In the absence of an advance directive, clinicians must advocate for the patient.

What is in the patient’s best interest? Are we prolonging life, or prolonging

death and suffering? Although emotionally charged, these conversations are highly

beneficial, and crucial, for families who are struggling to find some

balance.

Families of patients with advanced dementias need education from clinicians

when the desire to eat stops. As clinicians, we need to discuss, in clear terms,

the etiology of the disease process and the expected progression. We are the

trusted professionals.
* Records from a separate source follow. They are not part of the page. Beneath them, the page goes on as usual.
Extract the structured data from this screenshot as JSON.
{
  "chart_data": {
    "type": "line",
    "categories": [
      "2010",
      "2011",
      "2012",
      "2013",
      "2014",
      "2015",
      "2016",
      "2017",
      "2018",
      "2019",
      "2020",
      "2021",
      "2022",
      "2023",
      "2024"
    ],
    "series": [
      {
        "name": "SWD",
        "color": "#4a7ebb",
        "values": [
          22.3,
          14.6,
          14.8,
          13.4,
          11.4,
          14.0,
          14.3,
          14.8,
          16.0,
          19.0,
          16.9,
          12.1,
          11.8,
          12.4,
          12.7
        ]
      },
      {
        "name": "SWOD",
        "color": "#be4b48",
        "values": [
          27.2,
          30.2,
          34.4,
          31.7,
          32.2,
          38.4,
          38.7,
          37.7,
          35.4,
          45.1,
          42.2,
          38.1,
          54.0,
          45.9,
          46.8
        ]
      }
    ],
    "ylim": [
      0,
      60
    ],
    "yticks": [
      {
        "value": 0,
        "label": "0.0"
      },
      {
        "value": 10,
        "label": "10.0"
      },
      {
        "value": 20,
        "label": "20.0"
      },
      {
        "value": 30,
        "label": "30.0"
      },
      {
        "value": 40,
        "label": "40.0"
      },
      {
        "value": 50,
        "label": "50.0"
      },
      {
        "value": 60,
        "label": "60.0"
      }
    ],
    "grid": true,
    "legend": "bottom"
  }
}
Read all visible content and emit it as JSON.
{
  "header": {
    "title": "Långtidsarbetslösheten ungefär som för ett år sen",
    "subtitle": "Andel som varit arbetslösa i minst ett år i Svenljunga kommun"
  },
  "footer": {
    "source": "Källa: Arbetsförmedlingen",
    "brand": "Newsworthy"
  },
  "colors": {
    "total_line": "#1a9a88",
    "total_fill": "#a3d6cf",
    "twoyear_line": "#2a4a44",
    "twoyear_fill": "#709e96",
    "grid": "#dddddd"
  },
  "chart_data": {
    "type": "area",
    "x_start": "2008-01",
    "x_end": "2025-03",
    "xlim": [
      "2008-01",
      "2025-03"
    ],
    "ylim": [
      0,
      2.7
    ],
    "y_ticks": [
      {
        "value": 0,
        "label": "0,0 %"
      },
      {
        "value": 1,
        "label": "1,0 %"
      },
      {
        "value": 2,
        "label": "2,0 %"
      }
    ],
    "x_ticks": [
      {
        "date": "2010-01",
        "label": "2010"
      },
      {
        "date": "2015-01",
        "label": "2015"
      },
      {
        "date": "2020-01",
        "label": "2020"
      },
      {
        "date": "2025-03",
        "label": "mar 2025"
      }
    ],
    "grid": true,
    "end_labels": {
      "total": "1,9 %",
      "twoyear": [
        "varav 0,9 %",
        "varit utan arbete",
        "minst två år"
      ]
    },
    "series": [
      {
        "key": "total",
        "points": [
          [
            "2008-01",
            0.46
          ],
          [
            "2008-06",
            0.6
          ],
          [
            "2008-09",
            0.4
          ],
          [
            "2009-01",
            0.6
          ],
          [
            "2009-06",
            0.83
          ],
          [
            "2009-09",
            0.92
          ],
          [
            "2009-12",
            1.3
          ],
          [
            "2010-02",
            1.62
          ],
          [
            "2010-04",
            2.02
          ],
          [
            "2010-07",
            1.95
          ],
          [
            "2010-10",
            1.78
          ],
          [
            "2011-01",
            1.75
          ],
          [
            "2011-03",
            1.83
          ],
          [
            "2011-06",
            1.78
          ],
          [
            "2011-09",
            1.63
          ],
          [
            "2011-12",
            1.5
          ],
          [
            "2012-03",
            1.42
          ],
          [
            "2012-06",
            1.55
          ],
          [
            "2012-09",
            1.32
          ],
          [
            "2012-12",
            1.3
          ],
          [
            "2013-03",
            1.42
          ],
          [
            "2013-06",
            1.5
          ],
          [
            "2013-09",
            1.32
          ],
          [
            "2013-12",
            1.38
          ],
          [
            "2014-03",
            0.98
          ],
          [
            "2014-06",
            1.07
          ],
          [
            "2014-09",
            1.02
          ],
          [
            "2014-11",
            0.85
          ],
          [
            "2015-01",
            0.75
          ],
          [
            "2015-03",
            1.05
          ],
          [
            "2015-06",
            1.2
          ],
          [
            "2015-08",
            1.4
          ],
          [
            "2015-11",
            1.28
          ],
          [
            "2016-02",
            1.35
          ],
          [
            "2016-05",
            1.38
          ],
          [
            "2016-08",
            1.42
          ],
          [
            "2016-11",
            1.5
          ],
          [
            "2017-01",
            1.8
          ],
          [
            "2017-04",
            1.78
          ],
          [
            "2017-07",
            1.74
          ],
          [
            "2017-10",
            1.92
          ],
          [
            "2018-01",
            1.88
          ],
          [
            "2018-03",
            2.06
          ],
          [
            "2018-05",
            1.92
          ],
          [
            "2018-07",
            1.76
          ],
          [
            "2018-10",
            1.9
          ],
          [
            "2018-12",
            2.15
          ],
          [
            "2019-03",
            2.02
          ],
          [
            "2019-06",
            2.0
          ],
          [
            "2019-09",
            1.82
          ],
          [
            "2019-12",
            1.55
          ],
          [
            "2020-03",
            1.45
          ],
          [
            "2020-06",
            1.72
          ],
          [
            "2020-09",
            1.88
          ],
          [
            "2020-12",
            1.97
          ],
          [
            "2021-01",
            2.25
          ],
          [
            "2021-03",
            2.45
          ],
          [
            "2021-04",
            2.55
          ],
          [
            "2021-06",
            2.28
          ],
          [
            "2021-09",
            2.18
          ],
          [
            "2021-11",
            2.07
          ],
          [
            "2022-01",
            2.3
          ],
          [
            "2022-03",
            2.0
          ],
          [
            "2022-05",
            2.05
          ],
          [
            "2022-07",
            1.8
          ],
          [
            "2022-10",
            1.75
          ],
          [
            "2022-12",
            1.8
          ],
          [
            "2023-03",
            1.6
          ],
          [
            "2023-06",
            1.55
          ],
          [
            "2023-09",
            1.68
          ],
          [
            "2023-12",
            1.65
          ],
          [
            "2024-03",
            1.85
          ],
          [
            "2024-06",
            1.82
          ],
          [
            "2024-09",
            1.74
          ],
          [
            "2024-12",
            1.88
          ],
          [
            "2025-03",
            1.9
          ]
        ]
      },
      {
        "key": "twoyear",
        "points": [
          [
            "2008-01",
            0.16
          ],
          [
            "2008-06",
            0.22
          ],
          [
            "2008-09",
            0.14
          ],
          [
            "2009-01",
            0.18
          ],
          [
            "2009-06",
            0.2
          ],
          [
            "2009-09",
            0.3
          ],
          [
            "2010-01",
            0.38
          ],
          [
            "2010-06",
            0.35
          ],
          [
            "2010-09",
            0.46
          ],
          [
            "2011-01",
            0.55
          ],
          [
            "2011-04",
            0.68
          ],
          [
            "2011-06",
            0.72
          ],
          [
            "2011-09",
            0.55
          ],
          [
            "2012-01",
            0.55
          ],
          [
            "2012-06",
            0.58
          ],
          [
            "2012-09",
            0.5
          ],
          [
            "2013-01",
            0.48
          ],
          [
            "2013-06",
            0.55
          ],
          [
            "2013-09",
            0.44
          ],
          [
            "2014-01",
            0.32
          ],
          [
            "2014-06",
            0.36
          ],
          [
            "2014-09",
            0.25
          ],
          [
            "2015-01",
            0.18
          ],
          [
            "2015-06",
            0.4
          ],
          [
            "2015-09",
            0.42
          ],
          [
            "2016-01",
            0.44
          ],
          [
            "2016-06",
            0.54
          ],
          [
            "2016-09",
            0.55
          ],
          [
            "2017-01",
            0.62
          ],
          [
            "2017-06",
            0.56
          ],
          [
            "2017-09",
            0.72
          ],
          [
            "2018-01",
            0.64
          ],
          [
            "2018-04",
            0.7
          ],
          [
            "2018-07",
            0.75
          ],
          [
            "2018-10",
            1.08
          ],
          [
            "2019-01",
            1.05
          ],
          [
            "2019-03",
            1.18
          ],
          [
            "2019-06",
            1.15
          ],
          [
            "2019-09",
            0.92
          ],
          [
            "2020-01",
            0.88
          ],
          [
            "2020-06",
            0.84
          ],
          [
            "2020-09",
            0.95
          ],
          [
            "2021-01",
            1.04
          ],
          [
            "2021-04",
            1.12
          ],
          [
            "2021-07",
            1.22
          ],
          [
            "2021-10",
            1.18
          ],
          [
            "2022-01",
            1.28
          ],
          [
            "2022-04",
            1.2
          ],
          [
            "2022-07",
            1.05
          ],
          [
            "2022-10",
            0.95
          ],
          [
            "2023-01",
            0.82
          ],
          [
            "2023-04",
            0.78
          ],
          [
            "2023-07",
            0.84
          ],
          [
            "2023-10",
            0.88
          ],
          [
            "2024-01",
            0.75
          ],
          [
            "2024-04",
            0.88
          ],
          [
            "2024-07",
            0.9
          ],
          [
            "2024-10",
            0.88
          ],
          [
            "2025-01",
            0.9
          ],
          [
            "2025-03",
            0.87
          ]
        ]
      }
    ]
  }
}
Together we can provide the guidance, the support, and

the continuity of care (regardless of the decision) that our patients and families

deserve.

Celebrating Life!

Audrey Wuerl

  

1 The Education for Physicians on End-of-Life (EPEC) Project, Feeding decisions

in advanced dementia, pp. 1-15, retrieved July 31, 2008, from http://www.epec.net/EPEC/Media/pdf/epecg/EPECG.



2 Dementia Care Practice Recommendations for Assisted Living Residences and

Nursing Home-Phase 1: Food and Fluid Consumption, p. 9. Tilly, J, Reed

P, Eds. Chicago: Alzheimer’s Association.

3 Mitchell, SL, A 93-year-old man with advanced dementia and eating problems.

Journal of the American Medical Association, 2007; 298 (21):2527-2536.